To fix this, World Vision made marketing as the stewards of data strategy, who work closely with a team of data analysts.

“Value is really only created from new models and segmentation when it's actually operationalised,” she said.

The 'personal touch'

Sperti said is also important to make sure marketers are getting close and personal with customers because analysts will only tell you what happened or could happen, but not necessarily why.

She added that the most important challenge is people and culture, which most organisations ignore.

“We have a digital team that was there to manage digital and I'm sure many of you can relate to that. There's nothing wrong with that.
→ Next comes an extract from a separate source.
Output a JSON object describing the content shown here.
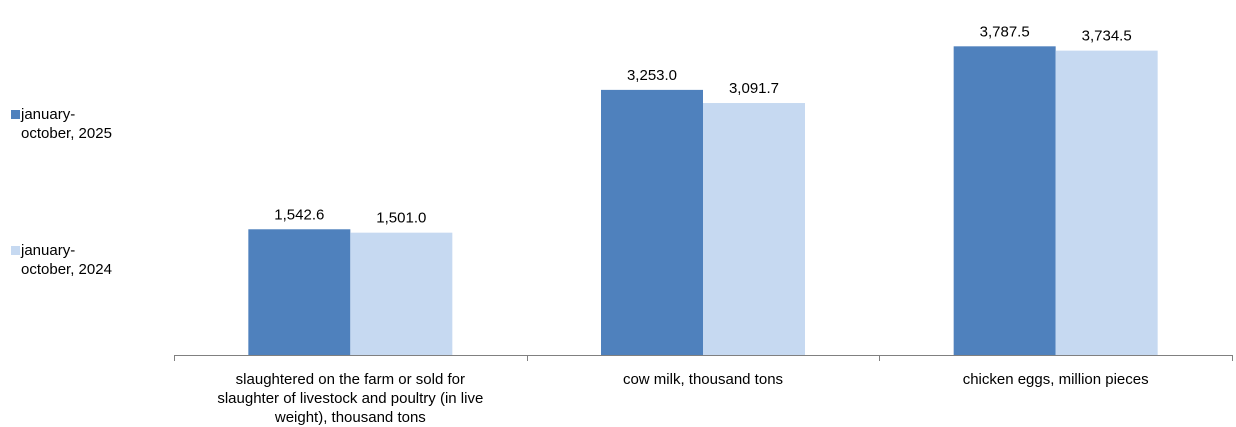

It's just for digital transformation to lead and fundamentally evolve your organisation, it needs to live beyond the actual digital team,” she explained.

“Traditionally, we were strong as a marketing team in direct marketing and above-the-line marketing, and the team wasn't really equipped with the skills or expertise to operate in new ways and effectively leverage digital.”

Although resistant to change, World Vision has found that hiring several senior executives with solid digital and data experience has helped drive change, as well as flattening organisation structures to make sure rank and file workers are closer to the decision-making process.

“We've also focused on shifting the culture to one of test and learn and one that encourages innovation,” she added. “We've had success through things like - we did quarterly showcases that enabled us to showcase new thinking and celebrate new thinking.”

Operational changes include a new campaign strategy process that uses a lean strategy approach where cross-functional teams come together, including agency partners, and we actually workshop a strategy collaboratively.

There’s also a new product development process, which leverages “design sprints, and we define and develop on the basis of the donor journey”.

“When I started at World Vision, both campaigns and products were built largely on the basis of internal needs verses marketing science and the donor journey. Collaboration didn't really exist, whether it was developing a new product or campaign,” Sperti said.

“The organisation's natural tendency was to operate within silos and that's probably something again that everyone in this room can relate to. Even our own marketing team operated in silos. We had the acquisition team that never spoke to the retention team.”